|

Chrysalis Reports Pre-Tax Losses Of £6 Million

Chrysalis Reports Pre-Tax Losses Of £6 Million

Chrysalis Group has reported pre-tax losses of £6 million for the year ending August 31, while group revenue has fallen £11.5 million year on year to £56.4 million.

The group, which has been linked to a sell-off following the £170 million sale of its radio assets in June to Global Radio (see Charles Allen Heads Chrysalis Radio Buyout), said the results were in line with expectations, while the sale of its radio arm had given it a profit on disposal of £100.5 million.
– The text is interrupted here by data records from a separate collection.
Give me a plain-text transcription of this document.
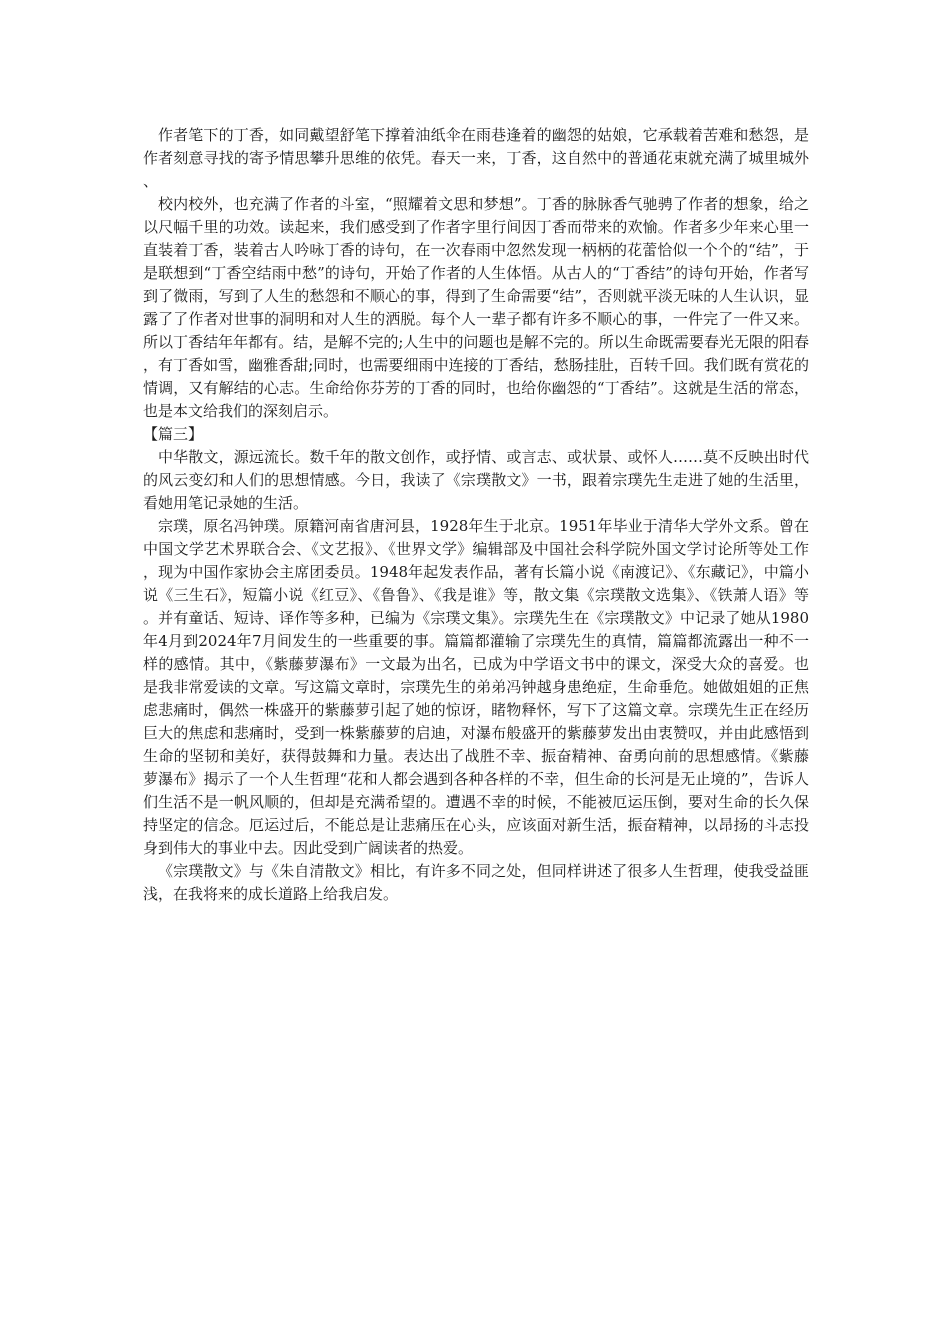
作者笔下的丁香，如同戴望舒笔下撑着油纸伞在雨巷逢着的幽怨的姑娘，它承载着苦难和愁怨，是作者刻意寻找的寄予情思攀升思维的依凭。春天一来，丁香，这自然中的普通花束就充满了城里城外、

校内校外，也充满了作者的斗室，“照耀着文思和梦想”。丁香的脉脉香气驰骋了作者的想象，给之以尺幅千里的功效。读起来，我们感受到了作者字里行间因丁香而带来的欢愉。作者多少年来心里一直装着丁香，装着古人吟咏丁香的诗句，在一次春雨中忽然发现一柄柄的花蕾恰似一个个的“结”，于是联想到“丁香空结雨中愁”的诗句，开始了作者的人生体悟。从古人的“丁香结”的诗句开始，作者写到了微雨，写到了人生的愁怨和不顺心的事，得到了生命需要“结”，否则就平淡无味的人生认识，显露了了作者对世事的洞明和对人生的洒脱。每个人一辈子都有许多不顺心的事，一件完了一件又来。所以丁香结年年都有。结，是解不完的;人生中的问题也是解不完的。所以生命既需要春光无限的阳春，有丁香如雪，幽雅香甜;同时，也需要细雨中连接的丁香结，愁肠挂肚，百转千回。我们既有赏花的情调，又有解结的心志。生命给你芬芳的丁香的同时，也给你幽怨的“丁香结”。这就是生活的常态，也是本文给我们的深刻启示。

【篇三】

中华散文，源远流长。数千年的散文创作，或抒情、或言志、或状景、或怀人……莫不反映出时代的风云变幻和人们的思想情感。今日，我读了《宗璞散文》一书，跟着宗璞先生走进了她的生活里，看她用笔记录她的生活。

宗璞，原名冯钟璞。原籍河南省唐河县，1928年生于北京。1951年毕业于清华大学外文系。曾在中国文学艺术界联合会、《文艺报》、《世界文学》编辑部及中国社会科学院外国文学讨论所等处工作，现为中国作家协会主席团委员。1948年起发表作品，著有长篇小说《南渡记》、《东藏记》，中篇小说《三生石》，短篇小说《红豆》、《鲁鲁》、《我是谁》等，散文集《宗璞散文选集》、《铁萧人语》等。并有童话、短诗、译作等多种，已编为《宗璞文集》。宗璞先生在《宗璞散文》中记录了她从1980年4月到2024年7月间发生的一些重要的事。篇篇都灌输了宗璞先生的真情，篇篇都流露出一种不一样的感情。其中，《紫藤萝瀑布》一文最为出名，已成为中学语文书中的课文，深受大众的喜爱。也是我非常爱读的文章。写这篇文章时，宗璞先生的弟弟冯钟越身患绝症，生命垂危。她做姐姐的正焦虑悲痛时，偶然一株盛开的紫藤萝引起了她的惊讶，睹物释怀，写下了这篇文章。宗璞先生正在经历巨大的焦虑和悲痛时，受到一株紫藤萝的启迪，对瀑布般盛开的紫藤萝发出由衷赞叹，并由此感悟到生命的坚韧和美好，获得鼓舞和力量。表达出了战胜不幸、振奋精神、奋勇向前的思想感情。《紫藤萝瀑布》揭示了一个人生哲理“花和人都会遇到各种各样的不幸，但生命的长河是无止境的”，告诉人们生活不是一帆风顺的，但却是充满希望的。遭遇不幸的时候，不能被厄运压倒，要对生命的长久保持坚定的信念。厄运过后，不能总是让悲痛压在心头，应该面对新生活，振奋精神，以昂扬的斗志投身到伟大的事业中去。因此受到广阔读者的热爱。

《宗璞散文》与《朱自清散文》相比，有许多不同之处，但同样讲述了很多人生哲理，使我受益匪浅，在我将来的成长道路上给我启发。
Chrysalis lost its chief executive Phil Riley shortly after Chrysalis Radio was sold to Global Radio (see GCap Could Buy Emap’s Radio Assets). The sale of its radio arm, which included Heart, Galaxy and LBC, was described as “an immense change” for the group by its new chief executive, Chris Wright.

Wright said: “After a quiet start to the financial year, we now have David Gray’s Greatest Hits album just out and albums in the New Year expected from Gnarls Barkley, Feeder and The Raconteurs, which gives us confidence in achieving a satisfactory outcome for the year.”

Riley has since been linked with fronting a private equity bid for Emap Radio. He has not yet revealed his backers, but has confirmed he is fronting a bid for Emap’s radio assets (see Emap Pension Scheme Sale Removes Obstacle For Break Up).